O mais relevante são as
contradições no presente. O candidato Jair Bolsonaro, na entrevista que
concedeu à Globonews, havia defendido a recuperação do valor das aposentadorias
e pensões em salário mínimo. Nos governos Fernando Henrique e Lula, houve
sempre aumentos reais do salário mínimo. Por isso, muitos que se aposentaram
com um múltiplo do mínimo hoje recebem menos, nessa conta, ainda que tenham
tido correção pela inflação. Se fossem reajustados agora, nova bomba explodiria
sobre a Previdência. Perguntado sobre se isso seria adotado, Guedes admitiu que
há divergências. Disse que haverá uma coalizão de centro-direita que vai tentar
“convergir os sistemas”. E avisou: “Ninguém terá superpoderes, muito menos um
economista.”
Guedes disse que um eventual
governo Bolsonaro manterá o teto de gastos, mas avisou que o teto vai cair
porque não há parede. Ou seja, sem a reforma da Previdência ele é inviável.
Afirmou que o sistema previdenciário está falido e comparou-o a um avião que
está ficando sem combustível e vai cair, “e nós estamos tentando colocar nossos
filhos lá, isso é um crime.” Com essa imagem forte, o que ele quer dizer é que
tem de ser criado outro sistema de capitalização, de contas individuais. Quanto
custará? Se os jovens vão contribuir para uma nova previdência, o combustível
no velho avião acaba mais rápido. O programa fala em um fundo, mas não informa
de onde sairá o dinheiro.
Na área trabalhista, ele quer
também um novo sistema. O programa defende uma carteira de trabalho “verde e
amarela”, em vez da azul, que cria um regime de trabalho sem CLT. Nele, as
normas seriam negociadas entre patrão e empregado. Perguntado sobre os
subsídios à agricultura, disse que o setor ficará fora de sua alçada, mas que
se depender dele não haverá. Bolsonaro tem buscado apoio no agronegócio.

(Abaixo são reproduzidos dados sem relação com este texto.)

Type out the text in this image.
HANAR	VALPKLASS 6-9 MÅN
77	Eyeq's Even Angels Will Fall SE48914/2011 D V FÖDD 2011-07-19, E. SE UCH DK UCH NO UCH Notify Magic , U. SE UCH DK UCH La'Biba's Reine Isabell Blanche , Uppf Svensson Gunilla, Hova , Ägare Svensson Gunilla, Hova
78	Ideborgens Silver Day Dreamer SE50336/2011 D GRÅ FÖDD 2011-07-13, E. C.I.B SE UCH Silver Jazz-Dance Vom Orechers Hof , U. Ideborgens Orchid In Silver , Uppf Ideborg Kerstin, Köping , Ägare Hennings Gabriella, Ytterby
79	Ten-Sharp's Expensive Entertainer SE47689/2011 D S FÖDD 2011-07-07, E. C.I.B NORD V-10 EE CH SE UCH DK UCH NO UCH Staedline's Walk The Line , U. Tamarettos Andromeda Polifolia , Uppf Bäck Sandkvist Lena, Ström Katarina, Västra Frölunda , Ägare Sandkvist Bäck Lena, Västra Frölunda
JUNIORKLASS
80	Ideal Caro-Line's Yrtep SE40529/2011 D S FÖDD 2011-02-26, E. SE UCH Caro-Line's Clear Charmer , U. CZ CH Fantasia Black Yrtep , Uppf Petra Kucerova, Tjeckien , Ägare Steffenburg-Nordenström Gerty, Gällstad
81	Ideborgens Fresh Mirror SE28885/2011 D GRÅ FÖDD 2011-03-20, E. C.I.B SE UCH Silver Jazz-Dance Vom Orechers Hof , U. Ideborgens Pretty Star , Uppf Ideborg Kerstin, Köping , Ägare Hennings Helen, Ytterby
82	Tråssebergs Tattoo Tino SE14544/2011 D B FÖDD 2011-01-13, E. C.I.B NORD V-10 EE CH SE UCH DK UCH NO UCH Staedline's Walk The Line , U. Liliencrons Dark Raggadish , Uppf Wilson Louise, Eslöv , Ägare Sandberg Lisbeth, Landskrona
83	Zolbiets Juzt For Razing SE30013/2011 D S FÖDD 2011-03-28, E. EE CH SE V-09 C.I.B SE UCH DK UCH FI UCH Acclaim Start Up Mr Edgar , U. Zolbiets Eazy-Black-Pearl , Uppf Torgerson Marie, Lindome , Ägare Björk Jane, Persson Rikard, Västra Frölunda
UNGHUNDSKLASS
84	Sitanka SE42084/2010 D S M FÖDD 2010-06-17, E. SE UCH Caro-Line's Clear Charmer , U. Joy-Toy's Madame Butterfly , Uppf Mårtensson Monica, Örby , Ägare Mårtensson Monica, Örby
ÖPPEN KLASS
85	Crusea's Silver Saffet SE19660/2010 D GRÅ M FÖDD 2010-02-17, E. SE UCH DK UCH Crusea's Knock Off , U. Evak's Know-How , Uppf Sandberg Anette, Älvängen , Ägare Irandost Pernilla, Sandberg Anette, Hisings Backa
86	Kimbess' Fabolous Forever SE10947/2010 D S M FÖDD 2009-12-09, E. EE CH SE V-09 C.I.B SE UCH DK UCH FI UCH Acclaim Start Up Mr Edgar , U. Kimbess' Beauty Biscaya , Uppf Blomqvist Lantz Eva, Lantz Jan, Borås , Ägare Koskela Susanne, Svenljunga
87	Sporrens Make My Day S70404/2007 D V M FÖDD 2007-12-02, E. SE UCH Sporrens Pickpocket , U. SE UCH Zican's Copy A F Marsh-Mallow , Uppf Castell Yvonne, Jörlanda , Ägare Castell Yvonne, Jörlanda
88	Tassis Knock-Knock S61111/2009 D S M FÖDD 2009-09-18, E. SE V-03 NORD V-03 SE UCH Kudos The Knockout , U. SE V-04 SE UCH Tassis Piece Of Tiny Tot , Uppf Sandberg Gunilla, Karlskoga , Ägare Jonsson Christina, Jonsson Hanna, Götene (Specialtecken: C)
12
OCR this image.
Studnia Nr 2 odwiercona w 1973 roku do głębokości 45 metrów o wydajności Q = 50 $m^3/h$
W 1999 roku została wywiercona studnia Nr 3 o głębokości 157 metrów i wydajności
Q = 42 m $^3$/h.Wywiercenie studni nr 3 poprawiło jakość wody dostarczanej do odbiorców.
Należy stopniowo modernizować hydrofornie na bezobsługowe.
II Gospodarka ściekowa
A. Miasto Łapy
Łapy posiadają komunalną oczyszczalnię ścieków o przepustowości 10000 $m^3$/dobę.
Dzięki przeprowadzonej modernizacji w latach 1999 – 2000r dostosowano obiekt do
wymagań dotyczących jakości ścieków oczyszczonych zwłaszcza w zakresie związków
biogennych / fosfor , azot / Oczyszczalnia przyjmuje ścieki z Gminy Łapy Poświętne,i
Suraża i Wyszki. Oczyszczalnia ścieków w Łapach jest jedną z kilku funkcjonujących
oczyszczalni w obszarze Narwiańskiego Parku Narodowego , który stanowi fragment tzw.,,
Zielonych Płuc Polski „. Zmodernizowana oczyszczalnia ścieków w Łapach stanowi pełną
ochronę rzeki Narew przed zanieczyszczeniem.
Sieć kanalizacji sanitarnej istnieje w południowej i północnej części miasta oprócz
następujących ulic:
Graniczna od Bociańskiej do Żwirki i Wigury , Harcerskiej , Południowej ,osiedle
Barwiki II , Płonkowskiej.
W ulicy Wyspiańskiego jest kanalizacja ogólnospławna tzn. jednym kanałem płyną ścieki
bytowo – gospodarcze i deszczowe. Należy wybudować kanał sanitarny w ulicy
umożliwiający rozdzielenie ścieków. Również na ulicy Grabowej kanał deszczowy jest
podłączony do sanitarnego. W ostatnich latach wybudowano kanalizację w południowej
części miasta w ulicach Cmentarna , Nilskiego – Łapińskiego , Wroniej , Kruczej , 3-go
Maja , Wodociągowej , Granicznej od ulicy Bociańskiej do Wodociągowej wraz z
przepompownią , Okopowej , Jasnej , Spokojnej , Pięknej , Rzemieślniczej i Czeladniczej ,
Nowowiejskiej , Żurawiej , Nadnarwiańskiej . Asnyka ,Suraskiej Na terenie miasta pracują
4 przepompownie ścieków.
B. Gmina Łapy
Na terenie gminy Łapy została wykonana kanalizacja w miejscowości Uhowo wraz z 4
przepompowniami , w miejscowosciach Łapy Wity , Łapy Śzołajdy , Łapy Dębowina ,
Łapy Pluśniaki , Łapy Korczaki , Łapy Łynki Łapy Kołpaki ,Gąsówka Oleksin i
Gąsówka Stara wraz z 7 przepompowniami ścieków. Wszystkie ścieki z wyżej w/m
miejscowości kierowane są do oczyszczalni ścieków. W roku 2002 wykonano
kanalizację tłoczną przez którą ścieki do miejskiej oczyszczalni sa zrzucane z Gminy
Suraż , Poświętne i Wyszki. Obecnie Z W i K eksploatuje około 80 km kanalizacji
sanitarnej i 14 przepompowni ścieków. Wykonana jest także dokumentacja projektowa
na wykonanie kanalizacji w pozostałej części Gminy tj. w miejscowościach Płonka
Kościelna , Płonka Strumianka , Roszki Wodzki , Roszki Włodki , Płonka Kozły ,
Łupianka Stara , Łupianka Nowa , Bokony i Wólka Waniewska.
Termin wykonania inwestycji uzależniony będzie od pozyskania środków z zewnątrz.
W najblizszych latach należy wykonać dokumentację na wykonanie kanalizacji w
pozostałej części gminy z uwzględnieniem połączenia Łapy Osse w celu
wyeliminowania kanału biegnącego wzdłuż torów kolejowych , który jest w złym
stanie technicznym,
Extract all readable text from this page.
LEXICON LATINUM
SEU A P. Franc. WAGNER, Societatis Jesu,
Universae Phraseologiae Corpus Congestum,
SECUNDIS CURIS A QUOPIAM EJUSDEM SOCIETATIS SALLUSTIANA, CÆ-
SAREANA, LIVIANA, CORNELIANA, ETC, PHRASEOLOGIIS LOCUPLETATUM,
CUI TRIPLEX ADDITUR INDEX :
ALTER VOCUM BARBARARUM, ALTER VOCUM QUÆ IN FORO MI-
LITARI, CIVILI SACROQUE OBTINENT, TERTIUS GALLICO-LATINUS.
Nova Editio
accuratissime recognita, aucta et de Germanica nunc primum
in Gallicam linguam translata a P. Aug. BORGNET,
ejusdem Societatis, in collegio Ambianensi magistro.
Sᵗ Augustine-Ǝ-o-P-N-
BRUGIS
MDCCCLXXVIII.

O programa do PSL promete zerar
em um ano o déficit público e para isso Guedes faz contas de pegar recursos que
estariam disponíveis, como o que pode vir da cessão onerosa com a Petrobras, o
fim do abono salarial, a devolução do BNDES, redução de isenções fiscais. Mas
para os anos seguintes ele acredita que conseguirá privatizar “em um ataque
frontal”. Imaginando que houvesse acordo para privatizar Petrobras e Banco do
Brasil, levaria tempo para preparar o processo. Perguntado sobre isso, ele diz
que está “fora da caixa”, ou seja, do pensamento convencional. O dinheiro seria
usado para reduzir a dívida pública e diminuir o gasto com juros.
Guedes defende tirar da
Constituição todas as vinculações constitucionais para que se possa fazer o
orçamento a partir do zero, inclusive saúde e educação. Mesmo quem acha que
rearrumar as contas públicas exige decisões radicais tem noção da
extraordinária dificuldade de fazer isso. Quando perguntado sobre a distância
entre ele e Bolsonaro, Guedes diz que “todo mundo muda devagar”. Mas afirma que
o candidato tem aprendido mais rápido do que os economistas brasileiros.”